If the user is calling not for the first time, they may already know the question to be asked, so the user may start speaking even before the audio message finishes. In order to support that, bargeIn parameter of the TTS (or stream - whatever action is used for the message) should be activated.

It is recommended to have the initial TTS/audio message be a short initial greeting without activating the bargeIn option to improve the user experience. If bargeIn is turned on for the first initial greeting, then the user may inadvertently interrupt it without hearing the prompt at all, since background noise may be interpreted by the application as an active interaction in those first moments.

Save Audio

The speech audio may be optionally stored. To get the recording, the saveAudio parameter should be set, then the recording_url will be included in the callback request payload. This might be useful to compare the transcription with the original audio.

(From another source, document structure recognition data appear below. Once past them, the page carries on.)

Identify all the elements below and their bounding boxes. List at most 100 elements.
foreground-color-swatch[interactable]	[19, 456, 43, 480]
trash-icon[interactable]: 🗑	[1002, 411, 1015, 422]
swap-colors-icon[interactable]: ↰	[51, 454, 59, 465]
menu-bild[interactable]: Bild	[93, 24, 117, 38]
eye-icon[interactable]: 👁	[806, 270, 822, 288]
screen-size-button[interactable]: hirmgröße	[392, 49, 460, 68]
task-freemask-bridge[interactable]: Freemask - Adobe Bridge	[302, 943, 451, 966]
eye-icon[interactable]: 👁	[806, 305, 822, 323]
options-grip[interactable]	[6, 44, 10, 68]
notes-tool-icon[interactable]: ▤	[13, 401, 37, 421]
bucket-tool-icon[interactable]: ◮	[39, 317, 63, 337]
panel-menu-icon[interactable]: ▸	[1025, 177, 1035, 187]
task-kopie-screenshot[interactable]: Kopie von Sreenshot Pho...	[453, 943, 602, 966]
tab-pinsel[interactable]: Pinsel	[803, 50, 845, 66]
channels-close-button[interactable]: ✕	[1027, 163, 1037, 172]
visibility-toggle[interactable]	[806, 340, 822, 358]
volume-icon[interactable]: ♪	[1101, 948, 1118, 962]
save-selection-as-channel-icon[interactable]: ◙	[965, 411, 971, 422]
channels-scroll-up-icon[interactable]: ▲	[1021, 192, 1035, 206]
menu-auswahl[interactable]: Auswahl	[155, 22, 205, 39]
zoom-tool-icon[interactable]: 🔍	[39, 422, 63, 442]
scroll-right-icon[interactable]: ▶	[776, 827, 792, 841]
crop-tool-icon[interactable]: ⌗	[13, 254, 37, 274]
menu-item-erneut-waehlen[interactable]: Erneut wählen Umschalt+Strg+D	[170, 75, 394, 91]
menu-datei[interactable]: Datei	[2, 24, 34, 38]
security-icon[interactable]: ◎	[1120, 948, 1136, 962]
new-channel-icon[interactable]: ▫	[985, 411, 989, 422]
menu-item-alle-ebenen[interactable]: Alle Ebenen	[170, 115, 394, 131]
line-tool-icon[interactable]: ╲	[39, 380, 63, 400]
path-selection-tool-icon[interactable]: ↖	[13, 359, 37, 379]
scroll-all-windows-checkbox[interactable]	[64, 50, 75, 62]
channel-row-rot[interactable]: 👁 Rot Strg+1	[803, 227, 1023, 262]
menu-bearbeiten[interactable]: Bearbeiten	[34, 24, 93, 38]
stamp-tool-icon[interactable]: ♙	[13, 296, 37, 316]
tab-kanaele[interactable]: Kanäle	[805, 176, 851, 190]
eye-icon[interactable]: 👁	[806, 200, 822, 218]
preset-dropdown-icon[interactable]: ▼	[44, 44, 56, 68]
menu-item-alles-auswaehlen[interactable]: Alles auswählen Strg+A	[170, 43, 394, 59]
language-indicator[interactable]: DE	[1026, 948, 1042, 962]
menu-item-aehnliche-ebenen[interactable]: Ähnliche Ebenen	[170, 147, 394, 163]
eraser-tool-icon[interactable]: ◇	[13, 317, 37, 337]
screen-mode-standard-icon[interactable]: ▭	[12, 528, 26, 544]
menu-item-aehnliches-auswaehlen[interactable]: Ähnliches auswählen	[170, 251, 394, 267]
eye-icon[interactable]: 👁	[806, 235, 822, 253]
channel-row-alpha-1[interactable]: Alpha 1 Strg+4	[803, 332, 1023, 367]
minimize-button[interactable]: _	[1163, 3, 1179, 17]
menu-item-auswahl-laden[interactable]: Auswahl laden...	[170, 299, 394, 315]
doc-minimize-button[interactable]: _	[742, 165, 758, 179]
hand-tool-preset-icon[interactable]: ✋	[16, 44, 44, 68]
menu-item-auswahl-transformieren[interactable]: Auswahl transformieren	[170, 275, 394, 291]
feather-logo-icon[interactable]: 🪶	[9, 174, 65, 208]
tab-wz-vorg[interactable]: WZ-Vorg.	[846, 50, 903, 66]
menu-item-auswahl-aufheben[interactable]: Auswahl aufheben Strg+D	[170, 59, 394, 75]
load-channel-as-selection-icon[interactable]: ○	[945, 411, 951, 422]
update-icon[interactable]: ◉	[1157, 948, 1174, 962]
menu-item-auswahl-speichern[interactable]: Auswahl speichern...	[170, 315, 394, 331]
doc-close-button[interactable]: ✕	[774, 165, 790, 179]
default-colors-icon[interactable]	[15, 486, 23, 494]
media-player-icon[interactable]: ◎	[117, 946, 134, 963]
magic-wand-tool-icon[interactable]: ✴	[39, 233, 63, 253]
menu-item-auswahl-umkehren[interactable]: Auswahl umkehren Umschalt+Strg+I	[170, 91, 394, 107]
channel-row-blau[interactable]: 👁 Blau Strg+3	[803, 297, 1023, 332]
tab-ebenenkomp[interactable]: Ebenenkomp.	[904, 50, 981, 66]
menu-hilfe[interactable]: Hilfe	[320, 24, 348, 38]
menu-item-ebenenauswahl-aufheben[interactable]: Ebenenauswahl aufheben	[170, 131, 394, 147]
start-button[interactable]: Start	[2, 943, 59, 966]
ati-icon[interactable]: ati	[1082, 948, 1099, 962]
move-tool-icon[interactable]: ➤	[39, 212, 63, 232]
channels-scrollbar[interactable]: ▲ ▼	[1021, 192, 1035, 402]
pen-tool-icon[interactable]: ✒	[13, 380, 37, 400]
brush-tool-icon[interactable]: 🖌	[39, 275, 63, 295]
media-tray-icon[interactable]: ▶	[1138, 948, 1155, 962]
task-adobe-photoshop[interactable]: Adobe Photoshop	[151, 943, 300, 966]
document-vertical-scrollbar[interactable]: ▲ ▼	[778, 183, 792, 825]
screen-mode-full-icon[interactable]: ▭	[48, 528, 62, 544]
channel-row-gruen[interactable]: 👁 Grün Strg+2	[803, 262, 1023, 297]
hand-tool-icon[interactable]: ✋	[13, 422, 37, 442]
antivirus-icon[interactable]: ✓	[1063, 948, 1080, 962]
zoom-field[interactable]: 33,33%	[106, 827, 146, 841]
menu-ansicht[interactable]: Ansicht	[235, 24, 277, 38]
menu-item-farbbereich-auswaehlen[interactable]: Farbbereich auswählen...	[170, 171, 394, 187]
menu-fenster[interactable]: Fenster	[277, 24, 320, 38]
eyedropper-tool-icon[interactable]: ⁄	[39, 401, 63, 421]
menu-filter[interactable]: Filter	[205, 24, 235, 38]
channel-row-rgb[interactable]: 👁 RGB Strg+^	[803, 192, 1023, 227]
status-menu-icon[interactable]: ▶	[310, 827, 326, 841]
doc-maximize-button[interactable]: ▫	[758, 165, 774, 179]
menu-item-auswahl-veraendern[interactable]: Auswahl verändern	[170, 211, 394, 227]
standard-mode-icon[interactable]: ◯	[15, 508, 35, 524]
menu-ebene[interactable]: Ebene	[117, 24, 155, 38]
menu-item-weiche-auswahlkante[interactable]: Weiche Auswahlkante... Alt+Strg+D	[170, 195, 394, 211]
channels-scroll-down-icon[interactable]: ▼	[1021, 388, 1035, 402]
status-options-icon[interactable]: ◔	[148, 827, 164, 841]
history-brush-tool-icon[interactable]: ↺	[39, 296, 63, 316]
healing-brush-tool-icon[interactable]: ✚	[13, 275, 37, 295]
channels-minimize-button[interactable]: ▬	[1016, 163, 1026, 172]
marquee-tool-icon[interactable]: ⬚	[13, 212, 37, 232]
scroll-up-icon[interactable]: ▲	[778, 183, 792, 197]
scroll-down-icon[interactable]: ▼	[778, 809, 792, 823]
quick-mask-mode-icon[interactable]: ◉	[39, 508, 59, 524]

Use the Download a recording code snippet to download the audio.

Event Payload Example

Once the NCCO input action is completed, the input callback will be sent:

  "speech": {
    "recording_url": "https://api-us.nexmo.com/v1/files/ee94a327-ab6b-4bef-86bf-cadca33343e9",
    "timeout_reason": "end_on_silence_timeout",
    "results": [
        "confidence": "0.9405097",
        "text": "Support"
        "confidence": "0.70543784",
        "text": "Supper"
        "confidence": "0.5949854",
        "text": "Puppy"
  "dtmf": {
    "digits": null,
    "timed_out": false
  "uuid": "529aa8f0-0ad8-42b0-ad61-b76dca18bb52",
  "conversation_uuid": "CON-7347b08d-5f51-478f-bfb2-e8c3fd39509f",
  "timestamp": "2020-02-07T11:42:40.933Z"

In the response body, a new NCCO is expected, containing next call flow actions based on application logic and user input (speech.results.text). See also Webhook Reference for details.